# Brick Lane market the main sales venue for stolen bikes



## stonecastle (26 May 2009)

The biggest market for stolen bikes in the country is the large Brick Lane market in east London. Most of the bikes sold on the regular licensed stalls are OK, but most bikes sold by flypitchers there especially young flypitchers tend to be stolen. 

You can usually easily spot a stolen bike for sale there, if it looks an expensive modern bike and is being sold by a flypitcher for a bargin then it is usually stolen. 

If it is an old knackered bike though that looks decades old then it is usually not stolen and is probably being sold by the owner who now just wants to get rid of it.


----------



## joolsybools (8 Jun 2009)

I've heard about this too and LCC advise not to buy bikes from Brick Lane. Please do not go there to buy a bike as you are causing demand therefore supply.


----------



## skrx (12 Jun 2009)

I experimented with Gumtree's bike section.

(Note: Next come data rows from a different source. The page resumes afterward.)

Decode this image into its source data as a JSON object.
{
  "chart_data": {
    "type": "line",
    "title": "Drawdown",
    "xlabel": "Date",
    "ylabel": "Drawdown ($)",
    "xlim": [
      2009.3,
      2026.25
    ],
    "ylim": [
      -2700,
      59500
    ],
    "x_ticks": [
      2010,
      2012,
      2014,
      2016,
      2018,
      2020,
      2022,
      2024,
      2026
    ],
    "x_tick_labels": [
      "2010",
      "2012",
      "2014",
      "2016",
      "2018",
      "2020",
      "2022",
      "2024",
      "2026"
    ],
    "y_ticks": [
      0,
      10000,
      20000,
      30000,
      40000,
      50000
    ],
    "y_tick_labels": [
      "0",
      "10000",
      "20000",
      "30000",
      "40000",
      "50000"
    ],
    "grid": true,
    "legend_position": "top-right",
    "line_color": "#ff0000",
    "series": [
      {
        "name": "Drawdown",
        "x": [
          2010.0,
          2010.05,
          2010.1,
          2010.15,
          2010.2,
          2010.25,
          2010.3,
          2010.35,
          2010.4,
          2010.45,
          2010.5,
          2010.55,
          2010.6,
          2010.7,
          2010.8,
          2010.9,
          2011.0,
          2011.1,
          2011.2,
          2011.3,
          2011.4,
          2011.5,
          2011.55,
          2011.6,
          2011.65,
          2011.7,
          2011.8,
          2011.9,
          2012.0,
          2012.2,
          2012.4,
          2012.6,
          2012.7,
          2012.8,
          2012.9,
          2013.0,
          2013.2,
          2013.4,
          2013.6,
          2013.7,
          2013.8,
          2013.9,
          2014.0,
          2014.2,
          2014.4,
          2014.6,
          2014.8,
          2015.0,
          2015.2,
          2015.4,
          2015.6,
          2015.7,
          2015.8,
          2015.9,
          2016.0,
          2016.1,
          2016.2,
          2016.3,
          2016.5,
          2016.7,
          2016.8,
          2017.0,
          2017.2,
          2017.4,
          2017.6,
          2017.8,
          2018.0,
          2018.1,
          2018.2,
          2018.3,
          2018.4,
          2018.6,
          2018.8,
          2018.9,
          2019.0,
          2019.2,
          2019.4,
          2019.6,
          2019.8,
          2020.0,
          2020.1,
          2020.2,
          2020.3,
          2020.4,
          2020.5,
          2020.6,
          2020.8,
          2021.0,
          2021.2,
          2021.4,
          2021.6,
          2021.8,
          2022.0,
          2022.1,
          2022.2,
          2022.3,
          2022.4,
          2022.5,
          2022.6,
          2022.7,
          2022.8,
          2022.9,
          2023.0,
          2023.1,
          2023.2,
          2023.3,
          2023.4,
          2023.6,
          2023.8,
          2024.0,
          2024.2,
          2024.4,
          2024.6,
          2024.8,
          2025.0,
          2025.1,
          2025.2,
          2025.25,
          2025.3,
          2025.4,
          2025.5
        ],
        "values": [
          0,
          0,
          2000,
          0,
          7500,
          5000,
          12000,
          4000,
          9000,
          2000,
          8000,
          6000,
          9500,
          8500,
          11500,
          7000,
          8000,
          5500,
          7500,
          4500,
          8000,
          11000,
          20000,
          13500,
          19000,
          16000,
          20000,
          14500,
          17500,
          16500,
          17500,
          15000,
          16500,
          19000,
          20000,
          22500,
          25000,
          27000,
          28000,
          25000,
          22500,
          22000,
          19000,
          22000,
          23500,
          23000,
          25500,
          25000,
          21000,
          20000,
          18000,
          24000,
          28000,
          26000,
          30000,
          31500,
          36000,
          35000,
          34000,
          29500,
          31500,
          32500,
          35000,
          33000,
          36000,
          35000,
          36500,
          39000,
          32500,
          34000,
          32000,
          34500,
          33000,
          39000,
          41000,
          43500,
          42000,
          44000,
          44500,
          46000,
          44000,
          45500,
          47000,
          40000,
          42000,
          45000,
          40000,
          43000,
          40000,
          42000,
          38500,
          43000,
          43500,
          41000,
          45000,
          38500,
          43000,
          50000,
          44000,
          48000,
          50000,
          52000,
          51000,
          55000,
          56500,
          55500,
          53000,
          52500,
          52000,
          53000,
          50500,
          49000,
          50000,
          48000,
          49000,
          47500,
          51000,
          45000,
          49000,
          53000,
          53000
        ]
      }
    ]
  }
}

I looked for any advert where the text was all copied from the manufacturer's website, the bike iexpensive and "new", and the picture also from a website (rather than someone's garden). I emailed the sellers something like "Hi, I don't want to buy a stolen bike. Do you have proof of purchase?". None of them replied.


----------



## Radius (12 Jun 2009)

Unfortunately not recent news about Brick Lane, always worth having a look there if your bike goes missing. However, I have heard some good stories of people spotting a stolen bike they recognised (usually fixies so easier to tell), and slapping their own lock or two on it and notifying the real owner.


----------



## dellzeqq (14 Jun 2009)

There are bicycle shops in this part of the world that buy second hand bikes from children for cash. Think on.....


----------